An Epic achievement, the construction of the Alaska Highway exemplifies a truth about the violent upheaval of World War II. Challenge requires response, and epic challenge requires epic response. The war, the most horrific event in recorded history, presented epic challenges to virtually every person alive. It brought death and destruction, but it also inspired heroism.
Paths Through the North Country
The drama of the Alcan in 1942 arose from the interaction of individuals—thousands of them. Before the war every single one of them lived their lives in worlds they perceived as normal and immutable. The war challenged them all, changed their lives profoundly and forever. And they rose to the challenge to create the stupendous Alaska-Canada Highway–together.

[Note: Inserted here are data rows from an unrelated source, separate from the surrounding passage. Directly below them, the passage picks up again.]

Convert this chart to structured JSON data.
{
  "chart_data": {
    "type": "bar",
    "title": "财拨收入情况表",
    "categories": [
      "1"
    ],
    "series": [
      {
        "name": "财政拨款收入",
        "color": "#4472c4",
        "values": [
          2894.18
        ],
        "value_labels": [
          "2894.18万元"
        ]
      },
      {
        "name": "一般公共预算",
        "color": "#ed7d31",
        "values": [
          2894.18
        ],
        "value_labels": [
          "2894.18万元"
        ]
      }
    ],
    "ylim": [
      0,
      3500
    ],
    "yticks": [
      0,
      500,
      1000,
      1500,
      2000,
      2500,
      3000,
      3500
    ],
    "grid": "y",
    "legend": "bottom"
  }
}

Few of the thousands of young soldiers who the Army, in a desperate hurry, dispatched north from the United States had planned to become soldiers; even fewer planned to help gouge a road out of a subarctic wilderness they barely knew existed. And few of the thousands of civilian contractors who came with them knew any more about that wilderness.

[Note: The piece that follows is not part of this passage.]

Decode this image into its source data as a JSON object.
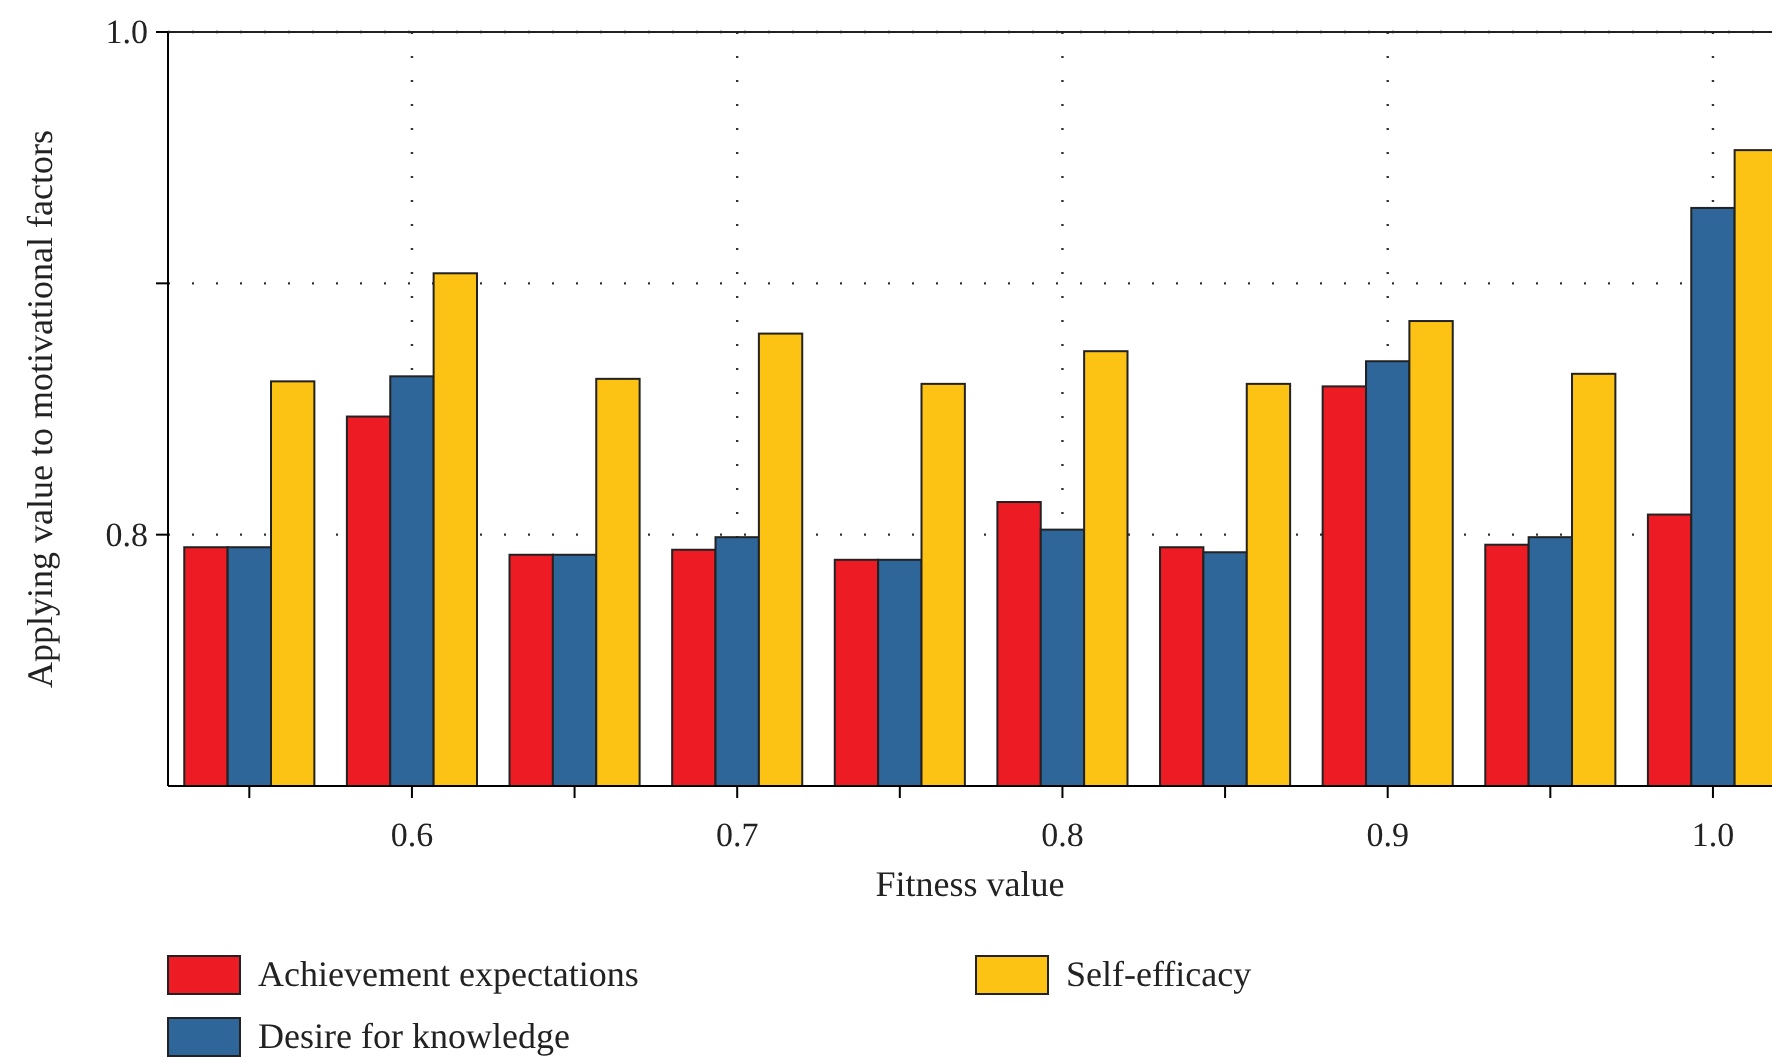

. In 1942 the war wrenched them all into a totally new world, threw them together, changed their lives forever, mixed them like ingredients in a cocktail shaker and poured them out onto a primordial path through British Columbia, Yukon and Alaska.
The people who lived along that path also lived in a world they perceived as normal and immutable; had no idea what the war had in store for them.
The road builders poured first into the Peace River Valley, a relatively accessible and prosperous farming community centered on Dawson Creek and Fort St. John.
North of Fort St. John the road builders would claw through all but impenetrable wilderness, but tiny communities of First Nations and a few hardy European and American imports occupied that wilderness.

Some 800 miles north of Dawson Creek, on the other side of the Continental Divide a few hundred people lived in the small city of Whitehorse.
The soldiers and civilians who poured through those tiny communities needed and depended on the men and women who lived in them. And the lives of those people, like the lives of the road builders, changed profoundly and forever.
In 1941 all these ordinary people were living their lives in worlds they perceived as normal and immutable. The war changed all that; challenged them profoundly. And together ordinary people accomplished a feat some have compared to the construction of the Panama Canal–the Alaska-Canada Highway.